Daniel Dubois sukses meraih gelar juara dunia kelas berat untuk kedua kalinya setelah mengalahkan Fabio Wardley dengan penghentian wasit pada ronde ke-11 dalam pertarungan yang berlangsung di Co-Op Live Arena, Manchester, Inggris, pada hari Sabtu waktu setempat. Pertarungan ini dimulai dengan intensitas tinggi sejak ronde pertama.
Fabio Wardley memulai laga dengan sangat baik, berhasil menjatuhkan Dubois ke kanvas hanya beberapa detik setelah bel dibunyikan. Kedua petinju telah berkomitmen untuk tampil agresif, sehingga pertarungan ini berkembang menjadi salah satu duel kelas berat yang paling brutal dan berdarah dalam beberapa tahun terakhir. Wardley kembali memberikan kesulitan bagi Dubois dengan mencetak knockdown kedua di ronde ketiga melalui pukulan kanan yang keras, membuat Dubois terhuyung-huyung.
Perjuangan dan Kebangkitan Dubois
Sebagai juara bertahan dan favorit, Fabio Wardley mendapatkan dukungan besar dari publik Inggris sepanjang pekan menjelang pertarungan. Perjalanan kariernya dari petinju white-collar hingga menjadi juara dunia menjadi sorotan utama. Namun, Daniel Dubois perlahan-lahan mulai bangkit dari tekanan yang diberikan oleh Wardley. Pengalaman petinju berusia 28 tahun ini mulai terlihat ketika ia mengandalkan jab kiri yang sebelumnya menjadi senjata kunci saat mengalahkan Anthony Joshua pada tahun 2024.
Jab kiri Dubois mulai merusak pertahanan Wardley, yang mengakibatkan hidung Wardley berdarah dan mengalir sepanjang pertarungan, membasahi kanvas serta tubuh kedua petinju dan wasit Howard Foster. Meskipun terus menerima tekanan, Fabio Wardley berusaha membalas dengan pukulan kanan keras di beberapa ronde tengah. Namun, mata kanan petinju berusia 31 tahun itu mulai membengkak akibat kombinasi pukulan Dubois.
Penutupan Pertarungan
Pertarungan berlangsung dengan tempo yang sangat tinggi, di mana kedua petinju saling bertukar pukulan tanpa banyak bertahan. Penonton yang memenuhi arena beberapa kali berdiri menyaksikan duel yang keras ini hingga ronde-ronde akhir. Daniel Dubois mulai mengambil alih kendali pertarungan saat kombinasi pukulannya memaksa Wardley terdesak ke tali ring. Meskipun terlihat hampir roboh, Wardley terus berjuang dan mencoba membalas setiap serangan dari lawannya.

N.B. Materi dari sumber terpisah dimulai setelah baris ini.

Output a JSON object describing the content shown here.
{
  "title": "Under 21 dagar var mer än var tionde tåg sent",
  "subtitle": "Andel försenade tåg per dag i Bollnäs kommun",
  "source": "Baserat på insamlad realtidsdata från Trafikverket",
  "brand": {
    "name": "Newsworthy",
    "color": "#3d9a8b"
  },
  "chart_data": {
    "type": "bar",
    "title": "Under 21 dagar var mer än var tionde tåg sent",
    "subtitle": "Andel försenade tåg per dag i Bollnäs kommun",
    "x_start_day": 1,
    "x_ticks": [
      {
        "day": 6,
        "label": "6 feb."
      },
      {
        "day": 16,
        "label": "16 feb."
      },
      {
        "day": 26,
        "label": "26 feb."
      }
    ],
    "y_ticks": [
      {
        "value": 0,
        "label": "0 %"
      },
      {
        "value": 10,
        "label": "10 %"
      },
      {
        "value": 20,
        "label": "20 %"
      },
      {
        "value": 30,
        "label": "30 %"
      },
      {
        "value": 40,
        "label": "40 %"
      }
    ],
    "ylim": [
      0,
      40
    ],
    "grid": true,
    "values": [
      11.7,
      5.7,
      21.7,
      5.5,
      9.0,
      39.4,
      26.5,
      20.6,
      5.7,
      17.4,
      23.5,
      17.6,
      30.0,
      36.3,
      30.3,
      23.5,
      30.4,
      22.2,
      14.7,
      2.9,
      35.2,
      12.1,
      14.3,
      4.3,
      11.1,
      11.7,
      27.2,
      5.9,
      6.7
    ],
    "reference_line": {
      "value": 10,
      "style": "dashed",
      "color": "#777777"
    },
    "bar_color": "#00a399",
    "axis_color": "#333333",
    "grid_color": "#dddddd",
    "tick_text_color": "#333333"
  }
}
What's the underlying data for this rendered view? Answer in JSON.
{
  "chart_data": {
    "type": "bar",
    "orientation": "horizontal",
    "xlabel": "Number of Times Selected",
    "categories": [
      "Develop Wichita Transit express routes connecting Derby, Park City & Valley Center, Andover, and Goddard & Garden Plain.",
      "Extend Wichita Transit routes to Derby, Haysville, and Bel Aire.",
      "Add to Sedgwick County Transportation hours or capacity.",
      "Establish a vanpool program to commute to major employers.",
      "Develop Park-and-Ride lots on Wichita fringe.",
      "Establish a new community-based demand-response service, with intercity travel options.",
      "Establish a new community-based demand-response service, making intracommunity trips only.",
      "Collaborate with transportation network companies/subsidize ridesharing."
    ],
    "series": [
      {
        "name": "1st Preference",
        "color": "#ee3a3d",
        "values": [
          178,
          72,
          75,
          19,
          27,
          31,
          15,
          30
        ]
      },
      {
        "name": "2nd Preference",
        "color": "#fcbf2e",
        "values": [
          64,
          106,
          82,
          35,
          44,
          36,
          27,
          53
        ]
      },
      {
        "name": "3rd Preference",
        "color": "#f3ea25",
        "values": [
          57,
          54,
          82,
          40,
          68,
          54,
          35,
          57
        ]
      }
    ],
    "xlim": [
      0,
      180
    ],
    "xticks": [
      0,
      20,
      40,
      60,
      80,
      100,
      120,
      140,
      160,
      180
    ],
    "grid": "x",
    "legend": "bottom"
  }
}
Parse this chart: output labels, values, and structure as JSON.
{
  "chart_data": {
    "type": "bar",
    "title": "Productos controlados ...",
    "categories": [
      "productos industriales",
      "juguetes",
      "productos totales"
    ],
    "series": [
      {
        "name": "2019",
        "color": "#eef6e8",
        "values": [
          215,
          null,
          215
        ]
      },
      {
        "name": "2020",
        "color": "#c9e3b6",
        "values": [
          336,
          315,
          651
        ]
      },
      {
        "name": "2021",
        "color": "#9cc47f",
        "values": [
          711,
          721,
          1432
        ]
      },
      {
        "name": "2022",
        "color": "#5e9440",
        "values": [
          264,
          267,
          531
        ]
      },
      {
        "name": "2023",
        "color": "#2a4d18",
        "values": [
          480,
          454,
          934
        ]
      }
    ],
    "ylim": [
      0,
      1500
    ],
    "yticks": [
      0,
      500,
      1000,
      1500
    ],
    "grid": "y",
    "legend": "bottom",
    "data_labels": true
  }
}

Namun, pada ronde ke-11, wasit Howard Foster akhirnya menghentikan pertarungan setelah melihat Wardley terjebak di pojok ring dan menerima terlalu banyak pukulan tanpa balasan yang berarti. Kemenangan ini menjadikan Daniel Dubois sebagai juara dunia kelas berat untuk kedua kalinya dalam kariernya dengan rekor 23 kemenangan dan tiga kekalahan, termasuk 22 kemenangan melalui KO. Promotor terkenal Frank Warren menyebut pertarungan ini sebagai yang terbaik dalam sejarah kelas berat yang pernah ia gelar. Warren juga mengungkapkan adanya klausul pertandingan ulang dalam kontrak kedua petinju. Meskipun rematch diperkirakan akan dilaksanakan, kedua petinju kemungkinan memerlukan waktu pemulihan yang cukup panjang mengingat kerasnya duel yang mereka jalani di Manchester.